Ils ont compris ce qu’ils peuvent. En parlant de nos livres, ils font un autoportrait. Celui de leurs valeurs, de leurs principes, de leur esthétique. C’est parfois peu flatteur. Il arrive qu’on ait honte pour eux.
Dantzig a au moins une esthétique claire. Il déteste l’emphase, le ronflant, aime en général le court, le dépouillé, le sec, le rapide, avec bien sûr les exceptions de rigueur (Proust). Il a beaucoup lu et beaucoup pris de notes. Certaines de ses entrées sont d’ailleurs composées de remarques décousures.
Avec tout ça, il a le goût d’étonner, il est brillant. Un peu trop brillant. (C’est ma manière d’illustrer une de ses remarques: faire semblant d’être supérieur à l’auteur dont on parle en lâchant une réticence finale – je cite de mémoire, il y a 1147 pages)
Comment peut-on être trop brillant? Eh bien, en voulant à toute force l’être.

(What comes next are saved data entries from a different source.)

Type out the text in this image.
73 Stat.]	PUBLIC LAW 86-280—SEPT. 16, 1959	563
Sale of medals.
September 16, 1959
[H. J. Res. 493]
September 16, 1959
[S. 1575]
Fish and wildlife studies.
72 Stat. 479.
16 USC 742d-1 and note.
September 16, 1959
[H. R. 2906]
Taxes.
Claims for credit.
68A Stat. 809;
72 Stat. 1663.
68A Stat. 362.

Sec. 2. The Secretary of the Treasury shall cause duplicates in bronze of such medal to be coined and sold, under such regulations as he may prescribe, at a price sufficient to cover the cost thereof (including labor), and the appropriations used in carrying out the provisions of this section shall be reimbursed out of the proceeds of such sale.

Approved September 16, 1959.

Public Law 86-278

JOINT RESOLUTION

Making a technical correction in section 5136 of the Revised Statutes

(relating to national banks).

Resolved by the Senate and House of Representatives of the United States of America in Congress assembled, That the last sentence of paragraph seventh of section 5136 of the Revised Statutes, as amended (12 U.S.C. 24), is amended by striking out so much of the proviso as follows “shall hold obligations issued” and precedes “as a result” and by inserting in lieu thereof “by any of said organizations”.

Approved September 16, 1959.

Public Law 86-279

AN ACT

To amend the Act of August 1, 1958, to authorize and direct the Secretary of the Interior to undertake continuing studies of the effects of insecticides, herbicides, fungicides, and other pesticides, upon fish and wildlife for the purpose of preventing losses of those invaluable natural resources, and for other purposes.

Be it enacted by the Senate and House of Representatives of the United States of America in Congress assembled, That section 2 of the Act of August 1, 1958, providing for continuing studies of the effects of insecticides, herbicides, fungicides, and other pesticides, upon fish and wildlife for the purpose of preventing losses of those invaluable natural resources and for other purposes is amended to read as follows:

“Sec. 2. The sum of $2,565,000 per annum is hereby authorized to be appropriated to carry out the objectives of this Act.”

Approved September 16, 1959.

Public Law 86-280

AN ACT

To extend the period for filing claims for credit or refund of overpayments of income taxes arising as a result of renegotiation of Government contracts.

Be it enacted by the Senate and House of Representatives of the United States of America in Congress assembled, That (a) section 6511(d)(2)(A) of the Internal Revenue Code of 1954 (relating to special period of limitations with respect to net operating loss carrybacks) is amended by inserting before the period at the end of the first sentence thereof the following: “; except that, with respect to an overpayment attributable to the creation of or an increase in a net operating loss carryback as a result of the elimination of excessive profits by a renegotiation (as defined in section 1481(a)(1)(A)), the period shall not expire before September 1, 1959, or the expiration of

Charles Dantzig, Dictionnaire égoïste de la littérature française, Le livre de poche,
Commentaires
En plus son esthétique est un lieu commun de la critique contemporaine, à Paris. Mais le style concis, dépouillé, c'est devenu vide. C'est bien après une période de floraison anarchique, pour donner une forme claire aux idées, aux images, mais au bout d'un certain temps, cela ne débouche plus sur rien. C'est le cas actuellement, je crois. On peut l'accepter chez des personnages âgées comme Jean-Vincent Verdonnet, mais chez des jeunes, cela serait complètement ridicule.
(Il faut aussi éviter, je pense, la critique qui se veut d'emblée subjective, non fondée; qu'on soit faillible, même quand on est un pape de la critique, c'est certain, mais le subjectivisme tend à mettre le sentiment de la vérité au service du discours, au lieu que c'est quand même bien le discours qui doit servir la vérité. L'écriture pour elle-même, c'est une dérive de la Civilisation, peut-être.)

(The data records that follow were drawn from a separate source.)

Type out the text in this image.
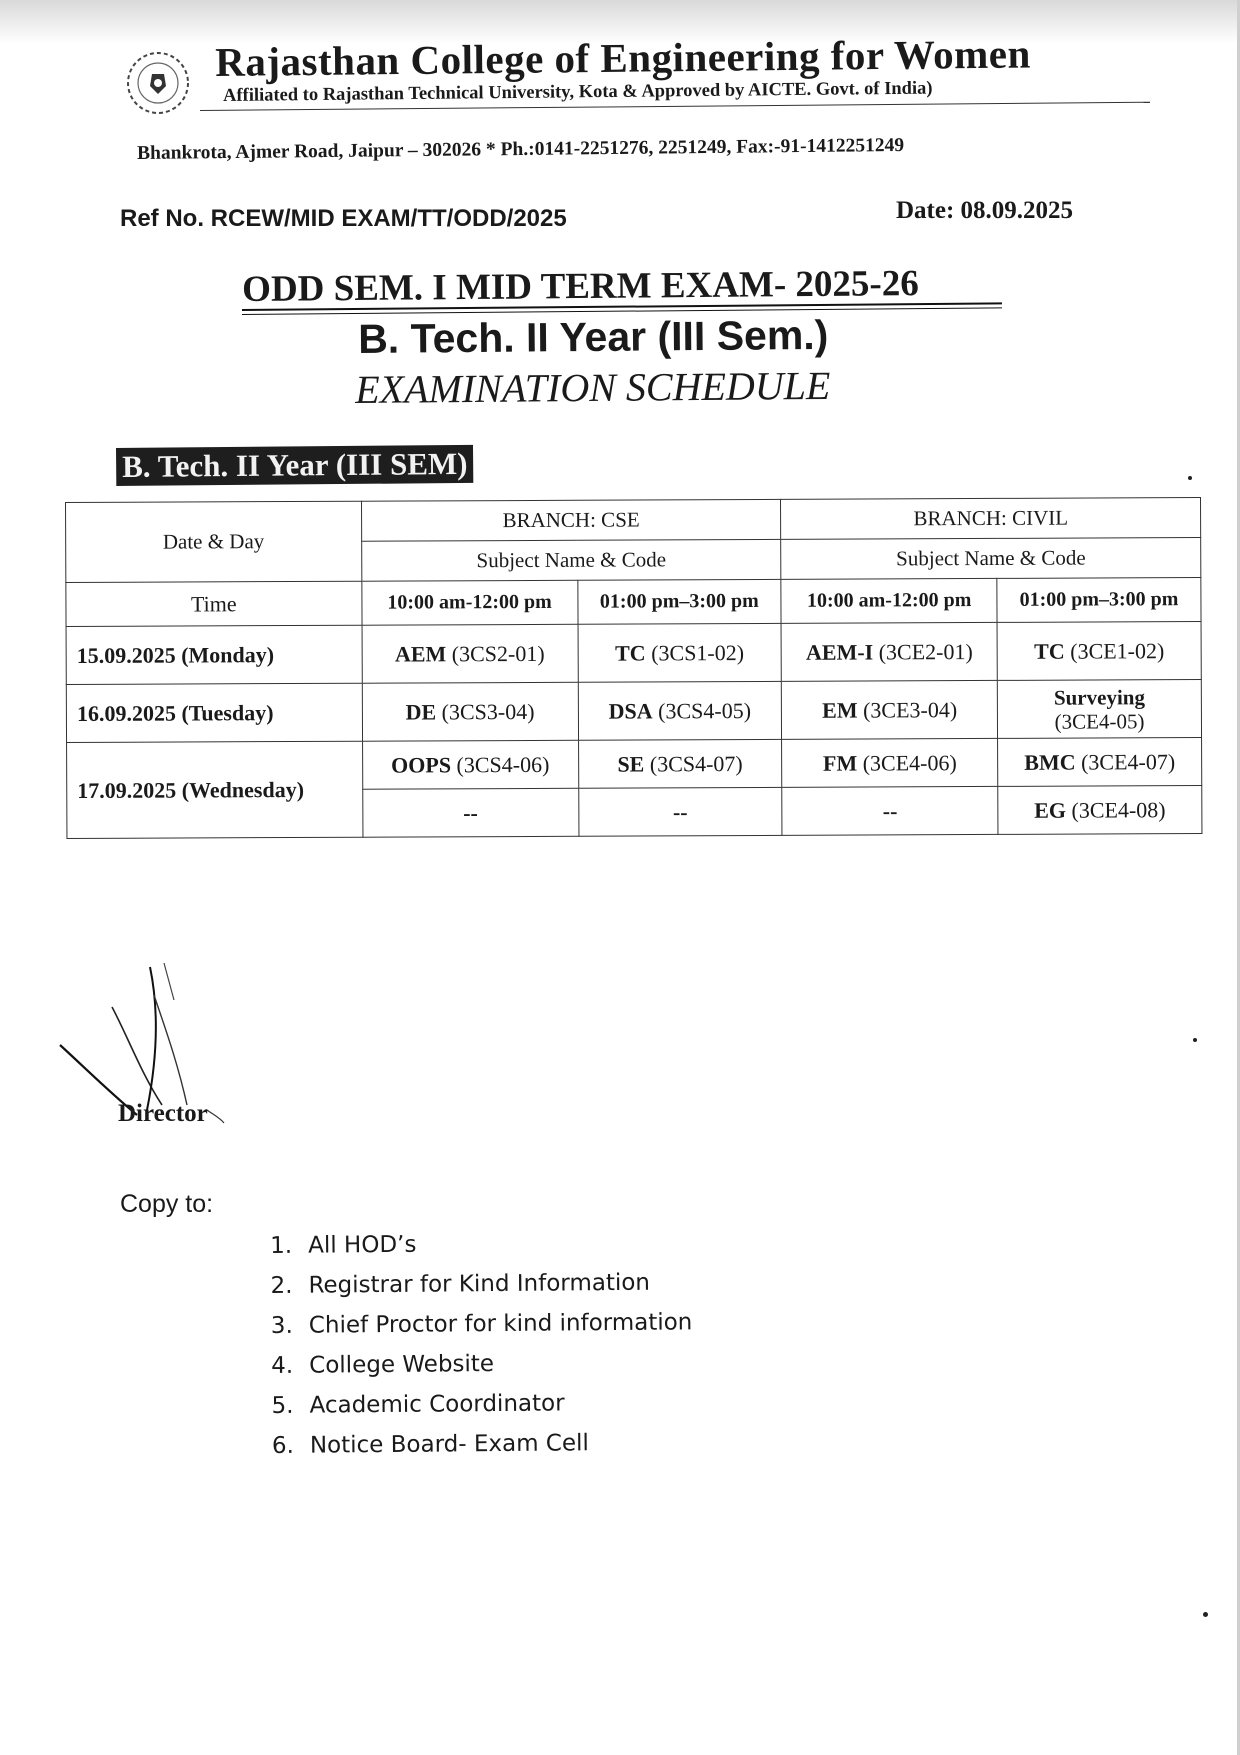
Rajasthan College of Engineering for Women
Affiliated to Rajasthan Technical University, Kota & Approved by AICTE. Govt. of India)
Bhankrota, Ajmer Road, Jaipur – 302026 * Ph.:0141-2251276, 2251249, Fax:-91-1412251249
Ref No. RCEW/MID EXAM/TT/ODD/2025	Date: 08.09.2025
ODD SEM. I MID TERM EXAM- 2025-26
B. Tech. II Year (III Sem.)
EXAMINATION SCHEDULE
B. Tech. II Year (III SEM)
Date & Day	BRANCH: CSE		BRANCH: CIVIL	
	Subject Name & Code		Subject Name & Code	
Time	10:00 am-12:00 pm	01:00 pm–3:00 pm	10:00 am-12:00 pm	01:00 pm–3:00 pm
15.09.2025 (Monday)	AEM (3CS2-01)	TC (3CS1-02)	AEM-I (3CE2-01)	TC (3CE1-02)
16.09.2025 (Tuesday)	DE (3CS3-04)	DSA (3CS4-05)	EM (3CE3-04)	Surveying
(3CE4-05)

17.09.2025 (Wednesday)	OOPS (3CS4-06)	SE (3CS4-07)	FM (3CE4-06)	BMC (3CE4-07)
	--	--	--	EG (3CE4-08)
Director
Copy to:
1. All HOD’s
2. Registrar for Kind Information
3. Chief Proctor for kind information
4. College Website
5. Academic Coordinator
6. Notice Board- Exam Cell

Toute critique intéressante se base sur une bonne connaissance de la littérature. Il faut avouer que Dantzig n'en est pas dépourvu.

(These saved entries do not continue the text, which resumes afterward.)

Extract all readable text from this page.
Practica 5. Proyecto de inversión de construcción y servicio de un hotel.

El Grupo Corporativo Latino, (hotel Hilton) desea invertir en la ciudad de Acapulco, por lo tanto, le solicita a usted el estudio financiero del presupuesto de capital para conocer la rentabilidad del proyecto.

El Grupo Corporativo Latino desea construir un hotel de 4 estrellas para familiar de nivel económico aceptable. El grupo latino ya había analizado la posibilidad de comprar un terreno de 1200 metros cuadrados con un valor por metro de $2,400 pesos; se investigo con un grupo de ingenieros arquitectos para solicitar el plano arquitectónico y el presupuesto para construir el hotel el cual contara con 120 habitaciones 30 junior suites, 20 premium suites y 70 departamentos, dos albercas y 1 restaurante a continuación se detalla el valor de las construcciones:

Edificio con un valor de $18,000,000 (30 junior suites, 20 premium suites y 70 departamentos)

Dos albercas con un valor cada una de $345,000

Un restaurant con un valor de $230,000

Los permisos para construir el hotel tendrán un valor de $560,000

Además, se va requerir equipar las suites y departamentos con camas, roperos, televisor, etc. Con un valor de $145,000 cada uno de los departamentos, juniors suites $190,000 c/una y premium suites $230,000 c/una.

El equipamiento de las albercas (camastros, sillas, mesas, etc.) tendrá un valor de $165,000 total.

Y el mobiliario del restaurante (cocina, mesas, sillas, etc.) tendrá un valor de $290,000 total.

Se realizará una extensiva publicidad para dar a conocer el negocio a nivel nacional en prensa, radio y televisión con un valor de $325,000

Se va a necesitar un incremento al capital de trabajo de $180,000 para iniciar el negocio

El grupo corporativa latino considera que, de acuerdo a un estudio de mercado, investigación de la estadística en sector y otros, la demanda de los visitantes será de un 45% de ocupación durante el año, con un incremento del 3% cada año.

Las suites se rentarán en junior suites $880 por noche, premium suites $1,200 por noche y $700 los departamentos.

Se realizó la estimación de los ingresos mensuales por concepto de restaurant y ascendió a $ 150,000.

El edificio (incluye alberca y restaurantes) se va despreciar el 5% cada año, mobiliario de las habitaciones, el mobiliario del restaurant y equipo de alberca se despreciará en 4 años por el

Oui, mais science sans conscience... Je ne dis pas que c'est le cas de Dantzig, mais le fait est que j'aime, moi, le grand style, les phrases amples, le langage épique, et que je pense bien connaître aussi la littérature. C'est assez subjectif. Je trouve en tout cas que l'histoire officielle de la littérature du XXe siècle fait surabonder les écrivains qui ont le style concis et dépuillé prôné par Dantzig et les autres critiques patentés, et marginalise les autres, et que le fond en est complètement subjectif et à mon avis inadmissible. Cela devrait être beaucoup plus équilibré. Le style grandiose de Charles Duits, d'écrivains de science-fiction comme Gérard Klein ou Daniel Drode, voire de Blaise Cendrars, a aussi sa valeur, et somme toute, on voit tout le temps apparaître les écrivains de la "concision", mais jamais les autres, notamment dans les institutions d'Etat. Personnellement, dans mes ouvrages critiques, j'ai toujours donné une juste part aux uns et aux autres. Le style grandiose, très imagé, de Marcel Maillet côtoie le style "dépouillé" de Verdonnet, dans mon dernier livre, mais bien sûr, la critique patentée eût aimé que je donnasse à Maillet une place plus petite!